The Executive Branch is aware of the nature of sovereign immunity; the Judicial and Legislative Branches know it, too. Each assented to Rule 41's dictate requiring the government to return seized property to which it has no claim. The instruction is explicit. Under these circumstances, when all three Branches of our government assent to a Rule, it hardly seems an implicit waiver of the government's sovereign immunity when the government must be forced to answer for its citizen's losses after it flaunts the Rule.
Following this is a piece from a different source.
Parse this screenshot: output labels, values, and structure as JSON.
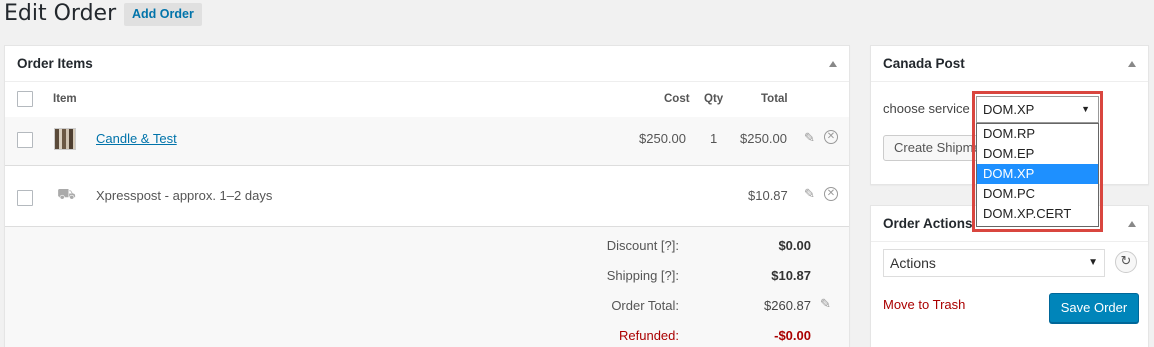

Every legitimate assertion of sovereign immunity, by its nature, leaves a person wronged by government conduct without recourse. See Bein, 214 F.3d at 413. But when all Branches of government have had a hand in imposing an affirmative duty upon the government, a court-contrived version of sovereign immunity needlessly exacerbates this harsh rule. Cf. Nordic Village, Inc., 503 U.S. at 45-46 (Stevens, J., dissenting) ("The Court's stubborn insistence on 'clear statements' burdens the Congress with unnecessary reenactment of provisions that were already plain enough when read literally. The cost to litigants, to the legislature, and to the public at large of this sort of judicial lawmaking is substantial and unfortunate. Its impact on individual citizens engaged in litigation against the sovereign is tragic." (footnote omitted)).


Our opinion correctly notes that both the Tucker Act and the Federal Tort Claims Act authorize money damages. Similarly, when the Fifth Circuit Court of Appeals held that sovereign immunity bars monetary relief under Rule 41, it granted the property owner leave to amend his pleadings to include a Bivens claim against the federal agents directly to seek redress for his loss. See Pena, 157 F.3d at 987. The possibility of alternative relief to some extent ameliorates this case's bitter outcome. But we sully, rather than protect, the nation's sovereignty when we erect a constitutional shield guarding the government from its own wrongdoing.


So, as we must, we reverse the District Court. But this Judge respectfully suggests it is well past time to reconsider the law requiring us to do so.